Cartter family monument
David Kellogg Cartter (1812-1887)
David Cartter was born in New York State and practiced law in Rochester before moving to Ohio in 1836. He was elected as a Democrat to the United States House of Representatives from 1849-1853. After moving to Cleveland in 1856, he abandoned his affiliation with the Democratic Party and was a delegate to the 1860 National Republican Convention, securing the nomination of Abraham Lincoln. President Lincoln appointed Cartter to be United States Minister to Bolivia, for which he served from 1861-1862. Lincoln then nominated Cartter as Chief Justice of the newly established Supreme Court of the District of Columbia, and after Senate confirmation in 1863, he served until his death in 1887.
Baldwin family monument
Charles Candee Baldwin (1834-1895)
Charles C Baldwin was born in Connecticut and moved to Ohio with his family. He studied law at Harvard University, graduating in 1857, and practiced law in Cleveland. After 1870, Baldwin decided to work in insurance. He was the vice president of the Cleveland Linseed Oil Co and director of several banks. Baldwin was one of the founders of the Western Reserve Historical Society and was elected its president in 1886.

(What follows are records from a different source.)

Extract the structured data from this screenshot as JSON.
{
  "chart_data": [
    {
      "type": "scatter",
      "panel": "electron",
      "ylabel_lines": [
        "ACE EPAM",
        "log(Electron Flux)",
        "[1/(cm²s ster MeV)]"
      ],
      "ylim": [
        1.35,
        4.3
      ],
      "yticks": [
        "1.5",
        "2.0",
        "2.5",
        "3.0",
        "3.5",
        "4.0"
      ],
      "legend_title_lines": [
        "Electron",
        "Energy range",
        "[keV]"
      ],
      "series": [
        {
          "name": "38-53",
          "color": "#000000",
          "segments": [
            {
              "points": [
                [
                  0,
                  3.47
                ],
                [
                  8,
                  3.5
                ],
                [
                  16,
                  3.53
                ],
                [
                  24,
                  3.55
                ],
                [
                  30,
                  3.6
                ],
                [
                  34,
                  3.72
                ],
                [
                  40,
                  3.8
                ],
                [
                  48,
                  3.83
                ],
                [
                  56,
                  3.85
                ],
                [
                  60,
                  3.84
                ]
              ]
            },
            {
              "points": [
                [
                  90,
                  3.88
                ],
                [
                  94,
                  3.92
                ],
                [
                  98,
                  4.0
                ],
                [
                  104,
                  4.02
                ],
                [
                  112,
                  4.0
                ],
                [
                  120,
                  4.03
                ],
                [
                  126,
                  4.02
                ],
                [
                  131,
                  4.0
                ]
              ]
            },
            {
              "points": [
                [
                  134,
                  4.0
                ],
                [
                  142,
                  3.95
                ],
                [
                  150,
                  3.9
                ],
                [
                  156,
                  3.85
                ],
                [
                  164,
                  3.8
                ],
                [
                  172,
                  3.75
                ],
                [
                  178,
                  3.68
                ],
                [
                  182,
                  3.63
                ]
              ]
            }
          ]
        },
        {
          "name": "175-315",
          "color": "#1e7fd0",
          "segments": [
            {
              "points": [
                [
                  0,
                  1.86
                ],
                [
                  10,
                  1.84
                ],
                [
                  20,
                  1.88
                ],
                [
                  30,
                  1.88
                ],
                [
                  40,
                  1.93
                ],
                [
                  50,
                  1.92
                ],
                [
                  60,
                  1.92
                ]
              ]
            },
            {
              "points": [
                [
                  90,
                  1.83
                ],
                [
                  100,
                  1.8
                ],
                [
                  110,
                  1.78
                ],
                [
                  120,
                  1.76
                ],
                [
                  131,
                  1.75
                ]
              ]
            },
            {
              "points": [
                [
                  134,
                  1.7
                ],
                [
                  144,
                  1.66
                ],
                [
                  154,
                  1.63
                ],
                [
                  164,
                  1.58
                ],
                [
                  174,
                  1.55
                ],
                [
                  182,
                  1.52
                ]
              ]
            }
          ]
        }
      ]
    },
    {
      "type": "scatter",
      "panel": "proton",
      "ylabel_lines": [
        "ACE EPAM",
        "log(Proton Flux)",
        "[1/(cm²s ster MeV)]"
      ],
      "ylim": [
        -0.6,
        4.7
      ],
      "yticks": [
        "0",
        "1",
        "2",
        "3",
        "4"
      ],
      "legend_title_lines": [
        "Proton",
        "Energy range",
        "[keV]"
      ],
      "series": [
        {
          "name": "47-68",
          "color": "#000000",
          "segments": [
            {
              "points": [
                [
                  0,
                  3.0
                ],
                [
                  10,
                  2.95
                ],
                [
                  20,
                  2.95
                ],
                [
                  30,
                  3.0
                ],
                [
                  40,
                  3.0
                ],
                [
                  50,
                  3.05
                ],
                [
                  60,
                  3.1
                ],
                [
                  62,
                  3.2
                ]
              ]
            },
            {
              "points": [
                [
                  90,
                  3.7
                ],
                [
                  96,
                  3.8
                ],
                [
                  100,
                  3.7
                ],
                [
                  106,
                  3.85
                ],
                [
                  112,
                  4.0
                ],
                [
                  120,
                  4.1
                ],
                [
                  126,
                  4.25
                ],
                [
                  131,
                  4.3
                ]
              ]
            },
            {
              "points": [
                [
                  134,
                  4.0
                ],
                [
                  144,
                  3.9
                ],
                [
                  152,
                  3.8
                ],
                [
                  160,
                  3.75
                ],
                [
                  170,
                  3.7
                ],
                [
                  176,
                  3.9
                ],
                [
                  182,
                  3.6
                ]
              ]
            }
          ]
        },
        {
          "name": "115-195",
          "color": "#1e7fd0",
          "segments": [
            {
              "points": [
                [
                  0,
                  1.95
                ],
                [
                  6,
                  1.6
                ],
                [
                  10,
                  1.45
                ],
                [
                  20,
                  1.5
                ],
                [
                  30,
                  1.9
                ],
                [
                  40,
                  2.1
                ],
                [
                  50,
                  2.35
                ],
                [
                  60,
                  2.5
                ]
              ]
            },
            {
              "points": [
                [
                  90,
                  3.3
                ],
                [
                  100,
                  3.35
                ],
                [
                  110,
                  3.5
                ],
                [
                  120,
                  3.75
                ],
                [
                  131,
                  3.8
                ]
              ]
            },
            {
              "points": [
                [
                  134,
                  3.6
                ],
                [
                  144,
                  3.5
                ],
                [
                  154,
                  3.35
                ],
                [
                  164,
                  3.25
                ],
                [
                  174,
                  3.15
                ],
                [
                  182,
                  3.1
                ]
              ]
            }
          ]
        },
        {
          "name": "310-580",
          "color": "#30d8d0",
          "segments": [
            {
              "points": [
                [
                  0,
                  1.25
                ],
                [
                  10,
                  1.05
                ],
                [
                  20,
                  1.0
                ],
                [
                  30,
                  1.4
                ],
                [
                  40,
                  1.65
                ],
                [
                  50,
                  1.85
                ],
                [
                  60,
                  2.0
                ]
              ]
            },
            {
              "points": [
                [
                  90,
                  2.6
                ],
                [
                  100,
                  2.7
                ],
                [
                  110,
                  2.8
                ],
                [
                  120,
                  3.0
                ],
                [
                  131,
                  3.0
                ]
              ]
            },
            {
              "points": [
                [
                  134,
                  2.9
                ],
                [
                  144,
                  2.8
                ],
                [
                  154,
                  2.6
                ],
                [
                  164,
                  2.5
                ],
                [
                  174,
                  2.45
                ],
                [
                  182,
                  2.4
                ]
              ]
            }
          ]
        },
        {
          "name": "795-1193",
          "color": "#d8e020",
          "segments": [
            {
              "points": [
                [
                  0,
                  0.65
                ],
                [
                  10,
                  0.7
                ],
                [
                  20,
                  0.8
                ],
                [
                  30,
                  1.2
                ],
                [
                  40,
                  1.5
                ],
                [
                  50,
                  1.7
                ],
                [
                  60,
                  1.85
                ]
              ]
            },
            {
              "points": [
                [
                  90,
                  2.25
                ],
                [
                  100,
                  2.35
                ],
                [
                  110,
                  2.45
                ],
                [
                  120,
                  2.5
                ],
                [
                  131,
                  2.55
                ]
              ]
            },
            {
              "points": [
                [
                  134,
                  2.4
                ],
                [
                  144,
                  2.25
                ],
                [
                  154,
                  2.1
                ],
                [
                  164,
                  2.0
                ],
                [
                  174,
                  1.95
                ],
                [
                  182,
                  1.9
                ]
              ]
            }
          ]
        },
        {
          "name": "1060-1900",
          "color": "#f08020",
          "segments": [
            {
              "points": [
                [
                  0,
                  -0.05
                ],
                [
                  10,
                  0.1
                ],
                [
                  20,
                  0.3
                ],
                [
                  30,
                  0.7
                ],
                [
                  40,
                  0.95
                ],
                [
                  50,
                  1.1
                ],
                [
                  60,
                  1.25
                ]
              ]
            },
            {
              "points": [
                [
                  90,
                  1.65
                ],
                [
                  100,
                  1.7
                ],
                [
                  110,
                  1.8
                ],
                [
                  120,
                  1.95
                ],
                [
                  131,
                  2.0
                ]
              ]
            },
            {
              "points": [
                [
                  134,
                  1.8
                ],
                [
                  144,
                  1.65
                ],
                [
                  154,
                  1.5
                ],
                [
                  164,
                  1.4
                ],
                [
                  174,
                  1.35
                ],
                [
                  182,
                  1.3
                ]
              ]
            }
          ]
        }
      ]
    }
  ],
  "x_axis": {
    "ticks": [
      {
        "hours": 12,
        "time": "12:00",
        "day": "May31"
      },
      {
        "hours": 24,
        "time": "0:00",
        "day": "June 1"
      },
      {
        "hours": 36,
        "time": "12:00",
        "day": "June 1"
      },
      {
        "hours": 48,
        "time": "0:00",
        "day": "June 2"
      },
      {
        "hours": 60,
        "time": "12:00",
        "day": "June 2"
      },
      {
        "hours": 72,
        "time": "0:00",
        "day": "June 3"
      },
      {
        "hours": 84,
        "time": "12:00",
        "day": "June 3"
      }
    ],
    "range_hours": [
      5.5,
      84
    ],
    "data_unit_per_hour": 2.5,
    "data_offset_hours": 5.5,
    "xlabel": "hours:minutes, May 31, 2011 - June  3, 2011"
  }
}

Frank Emory Bunts (1861-1928)
Frank Bunts graduated from the United States Naval Academy at Annapolis in 1881 and received his medical degree from the Western Reserve University School of Medicine in 1886. He served in the Spanish-American War before returning to practice medicine in Cleveland in 1896. Bunts was professor of principles of surgery and clinical surgery at WRU, and in 1902 became the first president of the Academy of Medicine in Cleveland. In 1921, Bunts, along with George W Crile, Sr, John Phillips, and William E Lower, established the Cleveland Clinic Foundation, patterned after the group-practice model of the Mayo brothers in Rochester, MN.